The abrupt switch from wonky and serious to gut-busting points to another critique of Booker’s campaign frequently tossed around in D.C. circles: that he’s “goofy.” Booker has at times embraced this, giving interviews about his love of Star Trek and making a surprise appearance at Comic-Con. But some operatives think it undercuts Booker’s more serious moments.

It, along with Booker’s general love of hope-and-change-and-love-and-togetherness rhetoric, presents another challenge the Booker team is striving to overcome. Booker routinely tells audiences to watch “Street Fight,” the Oscar-nominated documentary depicting his first rough-and-tumble campaign against then-Newark Mayor Sharpe James, to get a taste of how he would handle a campaign against Trump.

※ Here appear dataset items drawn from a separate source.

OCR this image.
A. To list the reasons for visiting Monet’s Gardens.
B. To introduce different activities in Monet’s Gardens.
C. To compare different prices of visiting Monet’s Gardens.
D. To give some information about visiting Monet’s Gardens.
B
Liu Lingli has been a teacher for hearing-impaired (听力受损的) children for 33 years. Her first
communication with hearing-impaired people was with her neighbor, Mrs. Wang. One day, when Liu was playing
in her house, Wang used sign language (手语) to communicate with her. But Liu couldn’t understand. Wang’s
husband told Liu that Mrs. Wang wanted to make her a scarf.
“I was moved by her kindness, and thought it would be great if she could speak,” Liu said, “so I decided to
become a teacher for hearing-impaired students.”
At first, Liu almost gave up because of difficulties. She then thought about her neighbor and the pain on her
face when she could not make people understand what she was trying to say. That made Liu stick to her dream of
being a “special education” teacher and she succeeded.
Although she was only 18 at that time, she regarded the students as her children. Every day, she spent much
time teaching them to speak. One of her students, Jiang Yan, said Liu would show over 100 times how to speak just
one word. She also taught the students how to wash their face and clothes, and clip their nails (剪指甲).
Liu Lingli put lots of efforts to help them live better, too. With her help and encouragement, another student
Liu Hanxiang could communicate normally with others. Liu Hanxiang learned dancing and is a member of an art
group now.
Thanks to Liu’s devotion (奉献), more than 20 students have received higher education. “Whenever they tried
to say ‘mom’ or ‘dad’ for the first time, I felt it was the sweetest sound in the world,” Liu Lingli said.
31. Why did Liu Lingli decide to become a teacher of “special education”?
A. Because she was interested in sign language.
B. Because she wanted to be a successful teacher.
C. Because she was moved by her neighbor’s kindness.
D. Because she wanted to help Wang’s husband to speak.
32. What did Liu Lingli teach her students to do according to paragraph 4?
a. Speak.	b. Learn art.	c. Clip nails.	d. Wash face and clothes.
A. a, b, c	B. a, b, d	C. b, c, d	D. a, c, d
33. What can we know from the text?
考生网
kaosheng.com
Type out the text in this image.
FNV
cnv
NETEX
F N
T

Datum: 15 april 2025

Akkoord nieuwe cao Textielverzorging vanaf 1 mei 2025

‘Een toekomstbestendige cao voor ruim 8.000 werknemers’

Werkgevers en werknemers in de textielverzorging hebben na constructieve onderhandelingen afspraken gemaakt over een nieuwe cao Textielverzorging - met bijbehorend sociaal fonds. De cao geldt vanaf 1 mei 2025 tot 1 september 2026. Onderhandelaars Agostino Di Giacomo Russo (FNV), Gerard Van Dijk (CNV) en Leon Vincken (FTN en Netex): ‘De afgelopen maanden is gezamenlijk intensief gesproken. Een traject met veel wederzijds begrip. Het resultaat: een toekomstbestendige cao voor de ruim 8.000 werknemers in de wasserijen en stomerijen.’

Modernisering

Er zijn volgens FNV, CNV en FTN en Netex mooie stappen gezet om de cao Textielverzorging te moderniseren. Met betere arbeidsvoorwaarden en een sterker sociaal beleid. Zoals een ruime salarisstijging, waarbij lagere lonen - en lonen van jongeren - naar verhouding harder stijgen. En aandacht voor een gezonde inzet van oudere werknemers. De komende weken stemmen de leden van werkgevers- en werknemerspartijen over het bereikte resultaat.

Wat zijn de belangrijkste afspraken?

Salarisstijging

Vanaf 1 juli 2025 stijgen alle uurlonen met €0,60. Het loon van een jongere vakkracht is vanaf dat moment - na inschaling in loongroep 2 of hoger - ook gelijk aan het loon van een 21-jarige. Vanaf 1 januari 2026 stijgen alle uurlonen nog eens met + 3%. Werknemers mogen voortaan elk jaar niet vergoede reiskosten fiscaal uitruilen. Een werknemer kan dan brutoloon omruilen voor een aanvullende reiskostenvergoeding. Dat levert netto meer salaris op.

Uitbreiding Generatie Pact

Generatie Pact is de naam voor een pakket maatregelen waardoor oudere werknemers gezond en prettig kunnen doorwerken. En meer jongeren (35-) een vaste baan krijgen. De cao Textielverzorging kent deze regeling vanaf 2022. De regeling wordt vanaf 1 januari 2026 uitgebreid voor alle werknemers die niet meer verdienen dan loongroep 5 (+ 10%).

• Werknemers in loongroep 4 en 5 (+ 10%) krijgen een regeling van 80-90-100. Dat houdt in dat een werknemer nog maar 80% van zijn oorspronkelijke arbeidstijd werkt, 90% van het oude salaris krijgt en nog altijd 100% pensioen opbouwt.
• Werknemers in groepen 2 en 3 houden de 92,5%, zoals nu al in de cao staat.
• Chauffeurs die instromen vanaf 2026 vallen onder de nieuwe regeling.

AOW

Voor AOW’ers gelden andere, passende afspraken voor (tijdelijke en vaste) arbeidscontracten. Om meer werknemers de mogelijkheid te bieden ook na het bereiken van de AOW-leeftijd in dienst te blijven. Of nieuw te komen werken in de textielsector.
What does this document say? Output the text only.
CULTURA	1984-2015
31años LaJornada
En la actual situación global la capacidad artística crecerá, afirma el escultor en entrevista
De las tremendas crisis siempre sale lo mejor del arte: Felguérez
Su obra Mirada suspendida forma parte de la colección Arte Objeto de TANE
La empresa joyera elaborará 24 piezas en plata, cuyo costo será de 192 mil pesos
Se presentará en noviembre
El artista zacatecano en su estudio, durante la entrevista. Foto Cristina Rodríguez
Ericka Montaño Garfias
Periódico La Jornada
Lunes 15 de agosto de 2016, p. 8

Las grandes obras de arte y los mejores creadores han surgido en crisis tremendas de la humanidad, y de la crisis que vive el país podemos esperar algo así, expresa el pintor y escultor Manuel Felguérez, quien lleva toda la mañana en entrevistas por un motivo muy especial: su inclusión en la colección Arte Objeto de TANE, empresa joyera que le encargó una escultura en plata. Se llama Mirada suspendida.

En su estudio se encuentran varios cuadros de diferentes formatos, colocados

“I’m a guy that’s really good at pulling people together for a common cause,” Booker says. “That doesn’t mean I don’t stand my ground. I’m not a kumbaya guy.”

But even as Booker tells voters to turn on Netflix and watch an 83-minute-long testament to his toughness, he can’t help but sprinkle in a joke. He typically notes “Street Fight” lost the Academy Award for Best Documentary that year to “March of the Penguins.”

“Penguins aren’t even that cute,” he tells audiences, in another line that usually wins laughs. “I’m cuter than a penguin.”

*****

Last Tuesday morning, the Booker campaign held a conference call to announce it had raised $6 million, with a third of that coming after their desperate ask for more cash. With that funding it was able to hire 40 more staffers, in the early states and at its headquarters in Newark.

Demissie insisted again that most voters were undecided. After the success of their big fundraising ask and in the service of “radical transparency” ― a radical transparency that did not extend to releasing the campaign’s average donation size or cash-on-hand number ― he said they were setting a $3 million fundraising goal for the month of October.

“We’ve seen in the last 10 days that voters want Cory to be one of their choices,” Demissie said. “If you tell people the truth, and you let them know what you need, they’ll come to your aide, because they want Cory to be in this race until the end.”

Whether they want him to win is an entirely different matter.